Q: Can I make this cake without a pressure cooker?
A: Yeah, but your pressure cooker helps speed it up and lock flavors in. Otherwise, just follow the layering and chill times.
Q: Does the cake get soggy if refrigerated too long?
A: It softens a bit, but that's the tender pull you want. Just don't leave it out longer than 5 days.
Q: How do I get that float valve to pop up right?
A: Make sure you seal the lid good and start heating. It rises when pressure builds so watch for that hiss.
Q: Can I add nuts or other toppings?
A: Yup, sprinkle chopped nuts or coconut on top for extra crunch right before serving.

Strawberries N Cream Éclair Cake in Your Pressure Cooker
Equipment
- 1 9x13 inch baking dish where you’ll build layers like a pro
- 1 big bowl for mixing
- 1 whisk to mix it all up just right
Ingredients
Main ingredients
- 1 8 oz Whipped Topping you need that creamy cloud to fold in smooth
- 1 3.4 oz Cheesecake flavor or vanilla pudding mix the base for all that yum
- 2 cups milk to whisk in with the pudding mix till it thickens up right
- 1 can strawberry frosting the sweet, fruity glaze that tops it perfectly
- 2 cups sliced fresh strawberries juicy bites that pop in every layer
- 2 ½ sleeves graham crackers the crunchy walls holding this cake together
Instructions
Instructions
- In your big bowl, whisk together the pudding mix and milk until it's smooth and starts thickening.
- Fold in the whipped topping.

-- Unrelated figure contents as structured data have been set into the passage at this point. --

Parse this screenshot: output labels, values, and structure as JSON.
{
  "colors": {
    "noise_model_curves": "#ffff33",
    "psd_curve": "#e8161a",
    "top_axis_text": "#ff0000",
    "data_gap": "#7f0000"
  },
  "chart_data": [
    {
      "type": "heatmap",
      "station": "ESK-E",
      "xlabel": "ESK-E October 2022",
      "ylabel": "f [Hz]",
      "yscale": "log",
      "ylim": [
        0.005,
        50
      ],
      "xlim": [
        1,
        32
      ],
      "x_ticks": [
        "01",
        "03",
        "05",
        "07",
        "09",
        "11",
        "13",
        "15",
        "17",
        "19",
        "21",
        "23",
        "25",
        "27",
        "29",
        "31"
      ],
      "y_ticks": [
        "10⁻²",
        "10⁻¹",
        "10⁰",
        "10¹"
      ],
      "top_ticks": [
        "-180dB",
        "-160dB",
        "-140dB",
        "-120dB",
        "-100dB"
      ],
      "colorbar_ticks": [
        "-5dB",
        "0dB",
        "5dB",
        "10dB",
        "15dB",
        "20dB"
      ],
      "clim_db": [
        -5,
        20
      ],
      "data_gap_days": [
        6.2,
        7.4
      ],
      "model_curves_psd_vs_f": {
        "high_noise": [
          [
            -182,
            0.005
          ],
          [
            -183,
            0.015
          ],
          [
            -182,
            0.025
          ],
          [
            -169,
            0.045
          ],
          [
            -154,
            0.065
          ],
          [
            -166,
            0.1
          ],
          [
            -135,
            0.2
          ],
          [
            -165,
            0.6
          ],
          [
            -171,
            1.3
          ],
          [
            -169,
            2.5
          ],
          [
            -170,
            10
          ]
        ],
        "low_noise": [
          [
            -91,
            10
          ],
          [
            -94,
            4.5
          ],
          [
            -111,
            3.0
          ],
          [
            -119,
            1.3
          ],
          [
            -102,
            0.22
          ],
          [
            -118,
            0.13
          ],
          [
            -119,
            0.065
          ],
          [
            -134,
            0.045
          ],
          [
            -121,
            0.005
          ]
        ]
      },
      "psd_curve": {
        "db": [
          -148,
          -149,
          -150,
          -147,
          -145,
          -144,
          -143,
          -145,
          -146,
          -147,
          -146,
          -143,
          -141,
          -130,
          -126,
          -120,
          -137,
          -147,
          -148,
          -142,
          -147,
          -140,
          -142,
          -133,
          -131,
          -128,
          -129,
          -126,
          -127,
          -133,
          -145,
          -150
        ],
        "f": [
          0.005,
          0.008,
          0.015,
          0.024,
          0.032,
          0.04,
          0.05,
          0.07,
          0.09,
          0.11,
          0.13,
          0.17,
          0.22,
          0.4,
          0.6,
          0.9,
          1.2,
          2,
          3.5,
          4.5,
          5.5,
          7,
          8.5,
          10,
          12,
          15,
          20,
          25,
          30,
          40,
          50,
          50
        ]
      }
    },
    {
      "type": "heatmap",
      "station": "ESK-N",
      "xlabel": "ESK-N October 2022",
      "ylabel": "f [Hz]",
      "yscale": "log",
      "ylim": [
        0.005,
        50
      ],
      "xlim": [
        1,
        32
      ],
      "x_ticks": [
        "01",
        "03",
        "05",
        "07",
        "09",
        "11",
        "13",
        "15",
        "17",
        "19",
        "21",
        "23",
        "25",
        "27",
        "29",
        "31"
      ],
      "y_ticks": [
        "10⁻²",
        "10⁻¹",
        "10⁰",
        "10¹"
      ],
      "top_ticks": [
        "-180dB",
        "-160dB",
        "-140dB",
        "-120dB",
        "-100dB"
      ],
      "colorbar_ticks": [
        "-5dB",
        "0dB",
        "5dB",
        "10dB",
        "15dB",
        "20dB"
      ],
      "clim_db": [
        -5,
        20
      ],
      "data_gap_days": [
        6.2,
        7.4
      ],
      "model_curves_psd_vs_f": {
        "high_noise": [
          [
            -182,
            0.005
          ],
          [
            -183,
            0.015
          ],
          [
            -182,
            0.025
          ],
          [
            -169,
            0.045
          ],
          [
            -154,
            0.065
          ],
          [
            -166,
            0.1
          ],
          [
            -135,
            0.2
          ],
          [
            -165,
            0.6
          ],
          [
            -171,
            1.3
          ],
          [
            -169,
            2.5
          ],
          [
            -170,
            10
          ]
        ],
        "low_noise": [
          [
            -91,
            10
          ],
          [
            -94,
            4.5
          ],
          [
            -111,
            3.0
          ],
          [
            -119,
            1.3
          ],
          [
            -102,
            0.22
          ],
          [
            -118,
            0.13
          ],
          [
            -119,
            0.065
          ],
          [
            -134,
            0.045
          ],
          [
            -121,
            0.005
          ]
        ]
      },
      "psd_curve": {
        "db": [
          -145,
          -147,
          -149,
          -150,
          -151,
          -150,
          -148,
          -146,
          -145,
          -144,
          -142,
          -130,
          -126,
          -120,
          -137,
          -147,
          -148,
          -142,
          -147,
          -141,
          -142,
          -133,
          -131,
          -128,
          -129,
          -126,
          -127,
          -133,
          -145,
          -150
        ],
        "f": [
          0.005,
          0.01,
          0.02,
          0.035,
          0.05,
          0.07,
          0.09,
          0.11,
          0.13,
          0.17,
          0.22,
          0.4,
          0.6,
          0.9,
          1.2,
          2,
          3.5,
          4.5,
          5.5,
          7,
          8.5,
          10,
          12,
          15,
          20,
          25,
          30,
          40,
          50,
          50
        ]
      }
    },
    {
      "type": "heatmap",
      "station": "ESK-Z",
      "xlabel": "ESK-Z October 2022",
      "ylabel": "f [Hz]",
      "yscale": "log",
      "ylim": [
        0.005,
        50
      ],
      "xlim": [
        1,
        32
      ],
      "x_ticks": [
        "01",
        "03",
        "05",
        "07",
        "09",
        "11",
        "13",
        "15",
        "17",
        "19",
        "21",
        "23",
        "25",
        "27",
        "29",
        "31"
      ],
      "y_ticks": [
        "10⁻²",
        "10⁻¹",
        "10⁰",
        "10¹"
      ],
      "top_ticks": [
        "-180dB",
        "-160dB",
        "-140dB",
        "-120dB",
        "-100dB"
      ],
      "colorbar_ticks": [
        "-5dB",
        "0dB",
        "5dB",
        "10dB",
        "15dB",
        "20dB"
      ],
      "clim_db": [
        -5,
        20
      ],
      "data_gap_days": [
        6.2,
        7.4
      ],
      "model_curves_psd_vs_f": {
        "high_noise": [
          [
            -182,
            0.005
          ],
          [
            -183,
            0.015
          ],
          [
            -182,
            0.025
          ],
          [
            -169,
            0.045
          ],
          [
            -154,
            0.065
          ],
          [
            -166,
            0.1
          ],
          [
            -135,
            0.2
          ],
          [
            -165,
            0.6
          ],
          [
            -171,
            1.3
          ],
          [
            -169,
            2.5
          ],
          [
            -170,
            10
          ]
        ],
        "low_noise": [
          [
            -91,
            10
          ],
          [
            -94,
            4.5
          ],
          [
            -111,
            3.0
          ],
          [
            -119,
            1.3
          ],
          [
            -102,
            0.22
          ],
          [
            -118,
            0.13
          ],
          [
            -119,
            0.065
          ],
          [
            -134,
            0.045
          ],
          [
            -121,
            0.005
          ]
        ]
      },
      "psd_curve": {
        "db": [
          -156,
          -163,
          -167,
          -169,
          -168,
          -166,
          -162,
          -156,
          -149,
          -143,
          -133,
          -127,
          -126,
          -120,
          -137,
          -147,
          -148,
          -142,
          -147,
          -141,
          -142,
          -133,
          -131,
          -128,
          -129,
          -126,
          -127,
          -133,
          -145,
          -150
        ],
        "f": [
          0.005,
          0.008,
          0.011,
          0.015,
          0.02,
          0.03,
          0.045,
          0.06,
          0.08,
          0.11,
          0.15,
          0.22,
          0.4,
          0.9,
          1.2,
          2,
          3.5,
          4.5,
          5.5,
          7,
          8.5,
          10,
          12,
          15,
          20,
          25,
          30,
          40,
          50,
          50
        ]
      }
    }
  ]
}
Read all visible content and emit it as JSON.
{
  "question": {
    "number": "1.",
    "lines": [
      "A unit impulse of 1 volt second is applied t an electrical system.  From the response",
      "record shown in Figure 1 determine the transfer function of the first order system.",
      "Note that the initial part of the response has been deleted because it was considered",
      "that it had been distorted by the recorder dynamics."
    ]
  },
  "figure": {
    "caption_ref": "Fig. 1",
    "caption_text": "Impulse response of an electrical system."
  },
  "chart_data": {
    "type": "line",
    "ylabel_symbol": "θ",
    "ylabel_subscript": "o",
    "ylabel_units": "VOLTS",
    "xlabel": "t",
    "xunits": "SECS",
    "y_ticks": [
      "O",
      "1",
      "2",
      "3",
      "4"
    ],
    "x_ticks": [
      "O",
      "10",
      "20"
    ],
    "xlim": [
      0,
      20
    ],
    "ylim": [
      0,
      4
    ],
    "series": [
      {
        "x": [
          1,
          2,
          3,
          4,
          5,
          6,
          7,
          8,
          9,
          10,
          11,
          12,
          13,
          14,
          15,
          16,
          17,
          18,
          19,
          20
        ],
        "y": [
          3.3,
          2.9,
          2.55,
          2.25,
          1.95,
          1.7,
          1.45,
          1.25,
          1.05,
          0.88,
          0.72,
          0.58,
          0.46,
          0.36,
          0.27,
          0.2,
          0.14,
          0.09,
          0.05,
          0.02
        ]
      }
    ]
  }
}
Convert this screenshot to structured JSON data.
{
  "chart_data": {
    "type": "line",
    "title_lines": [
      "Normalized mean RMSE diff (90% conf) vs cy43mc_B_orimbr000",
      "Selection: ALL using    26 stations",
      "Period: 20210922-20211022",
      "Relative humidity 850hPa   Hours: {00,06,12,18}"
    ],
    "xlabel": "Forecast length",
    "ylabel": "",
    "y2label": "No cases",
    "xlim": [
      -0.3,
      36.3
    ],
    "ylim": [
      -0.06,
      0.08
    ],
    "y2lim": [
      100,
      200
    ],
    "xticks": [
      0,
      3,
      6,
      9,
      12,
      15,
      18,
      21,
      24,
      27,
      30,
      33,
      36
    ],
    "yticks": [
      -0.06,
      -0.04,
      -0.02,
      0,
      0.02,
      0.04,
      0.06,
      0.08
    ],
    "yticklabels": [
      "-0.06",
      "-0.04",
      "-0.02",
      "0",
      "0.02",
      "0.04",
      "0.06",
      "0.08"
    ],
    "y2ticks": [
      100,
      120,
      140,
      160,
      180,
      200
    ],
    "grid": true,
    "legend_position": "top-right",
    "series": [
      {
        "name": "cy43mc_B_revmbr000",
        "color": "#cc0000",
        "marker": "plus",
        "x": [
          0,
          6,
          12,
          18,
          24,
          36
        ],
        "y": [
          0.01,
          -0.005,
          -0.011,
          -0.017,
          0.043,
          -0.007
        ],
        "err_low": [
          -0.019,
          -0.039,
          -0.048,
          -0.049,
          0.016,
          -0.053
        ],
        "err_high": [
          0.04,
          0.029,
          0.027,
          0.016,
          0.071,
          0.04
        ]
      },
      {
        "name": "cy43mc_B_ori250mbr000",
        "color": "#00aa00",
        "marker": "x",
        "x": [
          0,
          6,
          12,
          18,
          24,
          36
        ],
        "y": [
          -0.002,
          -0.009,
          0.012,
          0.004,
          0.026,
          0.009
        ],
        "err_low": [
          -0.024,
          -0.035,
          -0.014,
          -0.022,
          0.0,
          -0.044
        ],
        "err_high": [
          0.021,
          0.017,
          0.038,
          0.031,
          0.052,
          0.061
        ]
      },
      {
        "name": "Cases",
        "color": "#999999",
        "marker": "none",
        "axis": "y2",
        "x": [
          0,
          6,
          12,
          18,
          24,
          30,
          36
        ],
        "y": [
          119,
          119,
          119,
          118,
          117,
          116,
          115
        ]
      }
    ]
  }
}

Ensure it’s combined well so the layers turn out fluffy and creamy.
- Lay graham crackers in the bottom of your dish as a foundation.
- Spread half of the pudding mix over the crackers evenly.
- Add a layer of sliced strawberries.
- Repeat the graham crackers, pudding, and strawberries layers.
- Smooth strawberry frosting over the top.
- Refrigerate for at least 4 hours or overnight to allow the cake to set up.